Descriptions for heat levels in book list

------holding hands, perhaps a gentle kiss
♥♥ ---- more kisses but no tongue-- no foreplay
♥♥♥ ---kissing, tongue, caressing, foreplay & pillow talk
♥♥♥♥ --all of above, full sexual experience including climax
♥♥♥♥♥ -all of above including coarser language and sex more frequent

Tuesday, January 21, 2014

Character studies

 Tucson AZ 1/16/14 taken by Farm Boss looking west

From where do writers get their ideas for their characters? I'm sure the answers are as varied as the writers; but one thing is true where it comes to character development-- nothing is stranger than real life. To create unique and challenging characters doesn't take more than reading newspapers. Sometimes you find a true story of what someone did and think-- readers would never believe that in a novel.

Linda Taylor is certainly one example presented in that detailed study, but there are lots more and not just in more or less modern times. Human nature is complex. Hero or villain.
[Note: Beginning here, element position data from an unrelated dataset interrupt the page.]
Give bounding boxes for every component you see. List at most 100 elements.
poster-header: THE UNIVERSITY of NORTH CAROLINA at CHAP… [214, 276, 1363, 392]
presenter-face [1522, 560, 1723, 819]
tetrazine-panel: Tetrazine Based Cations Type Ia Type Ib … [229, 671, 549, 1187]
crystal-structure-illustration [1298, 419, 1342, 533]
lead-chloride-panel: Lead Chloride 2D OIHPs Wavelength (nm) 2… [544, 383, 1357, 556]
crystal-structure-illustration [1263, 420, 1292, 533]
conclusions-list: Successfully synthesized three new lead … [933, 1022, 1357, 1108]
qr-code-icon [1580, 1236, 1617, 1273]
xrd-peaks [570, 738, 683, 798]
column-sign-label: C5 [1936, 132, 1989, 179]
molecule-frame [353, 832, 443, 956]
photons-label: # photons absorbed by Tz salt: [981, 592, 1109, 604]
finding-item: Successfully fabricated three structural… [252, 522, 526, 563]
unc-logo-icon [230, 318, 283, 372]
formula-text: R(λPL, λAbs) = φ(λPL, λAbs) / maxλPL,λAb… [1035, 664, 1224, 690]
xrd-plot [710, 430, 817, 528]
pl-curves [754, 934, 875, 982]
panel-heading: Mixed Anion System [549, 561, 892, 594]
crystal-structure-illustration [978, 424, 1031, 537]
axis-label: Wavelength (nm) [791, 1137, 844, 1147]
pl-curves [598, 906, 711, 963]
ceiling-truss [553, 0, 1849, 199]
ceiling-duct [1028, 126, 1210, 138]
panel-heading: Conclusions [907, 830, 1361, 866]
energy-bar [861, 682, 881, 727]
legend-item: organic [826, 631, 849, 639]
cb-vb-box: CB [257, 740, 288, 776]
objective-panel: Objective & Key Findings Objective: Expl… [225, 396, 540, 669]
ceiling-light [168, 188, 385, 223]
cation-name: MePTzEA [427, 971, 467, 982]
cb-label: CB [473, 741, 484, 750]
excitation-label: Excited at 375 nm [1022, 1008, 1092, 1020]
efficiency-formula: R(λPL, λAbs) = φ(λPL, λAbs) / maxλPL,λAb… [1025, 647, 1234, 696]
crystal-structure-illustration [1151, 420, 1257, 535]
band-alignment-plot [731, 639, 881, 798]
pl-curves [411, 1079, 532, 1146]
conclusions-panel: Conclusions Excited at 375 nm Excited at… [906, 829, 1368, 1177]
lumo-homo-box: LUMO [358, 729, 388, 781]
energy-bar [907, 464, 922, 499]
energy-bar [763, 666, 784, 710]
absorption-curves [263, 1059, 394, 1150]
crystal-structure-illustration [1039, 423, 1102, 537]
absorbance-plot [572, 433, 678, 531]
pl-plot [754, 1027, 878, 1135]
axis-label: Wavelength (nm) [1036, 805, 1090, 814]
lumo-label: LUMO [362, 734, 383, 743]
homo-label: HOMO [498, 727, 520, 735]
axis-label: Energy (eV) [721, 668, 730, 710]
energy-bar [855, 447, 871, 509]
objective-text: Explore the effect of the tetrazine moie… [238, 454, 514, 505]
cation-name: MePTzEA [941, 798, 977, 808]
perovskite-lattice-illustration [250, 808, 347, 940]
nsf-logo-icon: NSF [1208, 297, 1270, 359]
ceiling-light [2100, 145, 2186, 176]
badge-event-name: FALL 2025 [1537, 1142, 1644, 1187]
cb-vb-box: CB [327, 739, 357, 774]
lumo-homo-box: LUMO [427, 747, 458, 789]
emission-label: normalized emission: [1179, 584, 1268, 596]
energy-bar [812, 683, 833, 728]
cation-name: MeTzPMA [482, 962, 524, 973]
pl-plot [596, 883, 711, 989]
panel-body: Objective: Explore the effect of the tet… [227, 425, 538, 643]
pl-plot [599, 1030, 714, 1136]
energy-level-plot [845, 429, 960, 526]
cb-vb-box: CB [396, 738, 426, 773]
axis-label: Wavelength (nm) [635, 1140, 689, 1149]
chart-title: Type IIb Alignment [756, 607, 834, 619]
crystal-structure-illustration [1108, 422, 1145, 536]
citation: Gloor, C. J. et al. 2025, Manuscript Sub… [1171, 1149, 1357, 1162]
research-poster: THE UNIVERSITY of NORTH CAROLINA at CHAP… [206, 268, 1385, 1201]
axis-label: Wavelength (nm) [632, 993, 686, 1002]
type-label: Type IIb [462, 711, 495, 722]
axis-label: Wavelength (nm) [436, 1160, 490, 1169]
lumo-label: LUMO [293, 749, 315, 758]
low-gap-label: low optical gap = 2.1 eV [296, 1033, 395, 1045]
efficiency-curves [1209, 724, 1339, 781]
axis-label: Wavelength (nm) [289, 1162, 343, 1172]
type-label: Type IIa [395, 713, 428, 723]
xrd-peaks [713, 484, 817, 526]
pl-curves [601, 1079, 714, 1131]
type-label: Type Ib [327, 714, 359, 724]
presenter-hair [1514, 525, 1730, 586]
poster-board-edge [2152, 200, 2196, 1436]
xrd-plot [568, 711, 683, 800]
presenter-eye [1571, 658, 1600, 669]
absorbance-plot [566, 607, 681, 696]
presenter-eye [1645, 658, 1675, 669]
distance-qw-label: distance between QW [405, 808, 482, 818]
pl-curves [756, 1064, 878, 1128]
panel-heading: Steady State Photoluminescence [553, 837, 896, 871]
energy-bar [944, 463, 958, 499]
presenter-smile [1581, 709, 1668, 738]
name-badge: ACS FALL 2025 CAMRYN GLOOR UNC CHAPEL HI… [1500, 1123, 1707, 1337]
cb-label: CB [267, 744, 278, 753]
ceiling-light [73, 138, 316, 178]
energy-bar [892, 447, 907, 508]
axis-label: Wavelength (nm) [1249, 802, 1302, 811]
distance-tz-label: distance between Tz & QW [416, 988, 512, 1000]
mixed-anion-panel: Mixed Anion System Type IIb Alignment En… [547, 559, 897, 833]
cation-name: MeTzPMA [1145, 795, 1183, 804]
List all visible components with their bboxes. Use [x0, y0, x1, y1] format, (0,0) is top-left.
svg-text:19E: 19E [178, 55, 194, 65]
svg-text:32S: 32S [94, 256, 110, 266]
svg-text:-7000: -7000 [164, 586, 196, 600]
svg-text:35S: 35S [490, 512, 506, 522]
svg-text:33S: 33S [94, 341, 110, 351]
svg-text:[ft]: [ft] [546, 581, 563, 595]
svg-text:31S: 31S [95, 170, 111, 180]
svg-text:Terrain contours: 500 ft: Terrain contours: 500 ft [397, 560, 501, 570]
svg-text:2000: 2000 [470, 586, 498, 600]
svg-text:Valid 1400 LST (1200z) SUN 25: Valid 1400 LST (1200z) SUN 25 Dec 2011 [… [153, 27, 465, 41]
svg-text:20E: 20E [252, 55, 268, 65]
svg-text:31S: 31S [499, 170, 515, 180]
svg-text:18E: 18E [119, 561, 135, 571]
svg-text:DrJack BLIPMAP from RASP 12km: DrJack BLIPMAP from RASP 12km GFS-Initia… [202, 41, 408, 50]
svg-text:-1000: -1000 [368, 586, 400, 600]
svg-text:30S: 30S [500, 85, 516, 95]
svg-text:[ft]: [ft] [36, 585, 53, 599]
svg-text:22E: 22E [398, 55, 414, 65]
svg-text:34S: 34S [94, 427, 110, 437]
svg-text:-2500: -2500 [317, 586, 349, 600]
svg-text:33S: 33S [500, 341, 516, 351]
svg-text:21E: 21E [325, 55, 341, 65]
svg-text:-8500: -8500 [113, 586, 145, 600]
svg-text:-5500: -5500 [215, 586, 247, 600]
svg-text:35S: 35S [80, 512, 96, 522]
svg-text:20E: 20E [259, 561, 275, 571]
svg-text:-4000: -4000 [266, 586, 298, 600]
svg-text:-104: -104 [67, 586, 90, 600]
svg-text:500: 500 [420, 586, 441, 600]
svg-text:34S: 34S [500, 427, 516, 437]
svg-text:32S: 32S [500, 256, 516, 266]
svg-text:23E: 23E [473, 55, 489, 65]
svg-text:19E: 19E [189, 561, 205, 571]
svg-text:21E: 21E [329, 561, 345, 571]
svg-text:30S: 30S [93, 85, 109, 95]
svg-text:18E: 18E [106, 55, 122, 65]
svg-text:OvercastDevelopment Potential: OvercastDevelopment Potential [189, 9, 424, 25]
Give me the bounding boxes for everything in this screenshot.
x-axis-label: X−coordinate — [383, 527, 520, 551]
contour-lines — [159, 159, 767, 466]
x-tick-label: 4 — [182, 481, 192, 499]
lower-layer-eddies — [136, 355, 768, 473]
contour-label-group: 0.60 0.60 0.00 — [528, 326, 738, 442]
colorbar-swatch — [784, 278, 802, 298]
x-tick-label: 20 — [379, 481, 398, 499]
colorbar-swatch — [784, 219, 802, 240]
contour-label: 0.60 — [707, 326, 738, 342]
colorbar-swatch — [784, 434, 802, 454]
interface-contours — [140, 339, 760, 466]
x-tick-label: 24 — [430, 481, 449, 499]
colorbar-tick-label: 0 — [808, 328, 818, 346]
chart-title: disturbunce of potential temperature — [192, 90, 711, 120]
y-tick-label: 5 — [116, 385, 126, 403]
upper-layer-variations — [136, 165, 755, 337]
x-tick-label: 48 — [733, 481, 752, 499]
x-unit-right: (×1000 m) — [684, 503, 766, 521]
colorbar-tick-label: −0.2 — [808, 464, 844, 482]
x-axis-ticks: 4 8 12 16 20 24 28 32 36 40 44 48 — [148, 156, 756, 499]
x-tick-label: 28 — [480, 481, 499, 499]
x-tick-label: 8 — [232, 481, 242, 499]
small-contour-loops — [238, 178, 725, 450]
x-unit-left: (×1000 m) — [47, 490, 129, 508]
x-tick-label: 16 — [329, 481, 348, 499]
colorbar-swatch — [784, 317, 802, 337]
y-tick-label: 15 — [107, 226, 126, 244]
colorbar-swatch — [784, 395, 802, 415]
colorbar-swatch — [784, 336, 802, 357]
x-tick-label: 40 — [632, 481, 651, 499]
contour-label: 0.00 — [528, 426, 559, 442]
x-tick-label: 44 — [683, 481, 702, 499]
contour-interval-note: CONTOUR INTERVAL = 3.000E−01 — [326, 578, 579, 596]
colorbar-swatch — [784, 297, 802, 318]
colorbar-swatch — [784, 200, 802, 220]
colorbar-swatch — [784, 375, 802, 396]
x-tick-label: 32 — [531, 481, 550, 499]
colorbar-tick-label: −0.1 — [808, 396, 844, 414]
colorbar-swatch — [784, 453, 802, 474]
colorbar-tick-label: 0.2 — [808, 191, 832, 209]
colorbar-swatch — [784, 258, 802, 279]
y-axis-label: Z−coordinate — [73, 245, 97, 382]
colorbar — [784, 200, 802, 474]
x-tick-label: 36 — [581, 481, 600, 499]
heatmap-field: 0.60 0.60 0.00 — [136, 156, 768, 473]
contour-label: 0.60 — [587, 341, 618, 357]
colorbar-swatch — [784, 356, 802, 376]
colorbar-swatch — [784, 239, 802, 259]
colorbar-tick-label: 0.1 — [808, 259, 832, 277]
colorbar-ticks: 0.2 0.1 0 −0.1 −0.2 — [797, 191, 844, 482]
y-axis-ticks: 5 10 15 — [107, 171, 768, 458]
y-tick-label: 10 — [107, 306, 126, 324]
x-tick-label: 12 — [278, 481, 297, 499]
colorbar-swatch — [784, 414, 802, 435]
In Oregon history such a complex woman was Margaret Bailey. She didn't fit the norms that are so tidy for how some want to see women from our pioneer days. She was a bit of an adventurer as well as unconventional. She is one of Oregon's first authors as she tried to sugarcoat her life in what was purported to be a novel but was in actuality mostly her own memoir (got the story of her from my daughter, the archaeologist).

Awhile back, I was dinged in a review for one of my historicals, Arizona Sunset, because I had a heroine, looking for adventure and willing to marry a man she planned to divorce. This heroine had thought her situation through and decided being a fallen woman was how she could avoid the cultural requirements for women of her time. Now it didn't work out as she planned-- life has a way of doing that also.

The funny part is, for that book, if I'd written that the woman had been abused by someone and frightened into marrying for safety-- that likely would have made it okay-- because it fit the stereotypes. I cannot know this for sure, but I would guess the reviewer got her idea of pioneer women from romance novels and movies. If she had had stories in her family, as I have in mine, of women going off on their own to mine for gold, she'd have seen more options for what a character might be like.

When I think of the strength of the Suffragettes, who stood up for women's right to vote and what they had to go through before they were able to convince the ones in power to give up a piece of it, you see very independently-minded women.

Ranch women also tended to be that way as back then husbands and fathers often went off to war or even those gold mines and left their wives to take care of the homestead. They were a lot tougher than some today might imagine.

Certainly cultures do make a difference as to what options men or women will have. But always there are those within each culture who strike out for their rights. Sometimes they get killed for it; but sometimes they win. When they do, I think the culture is ahead that those in power had to adjust to changing mores.

To write any story, contemporary or historical, it pays to read newspapers, memoirs and biographies as you get a feel for the vast array of human natures. Then you can bring it back to your own stories with a new creation but one based on humans-- not stereotypes. Of course, then comes the question-- do readers prefer the stereotype to reality?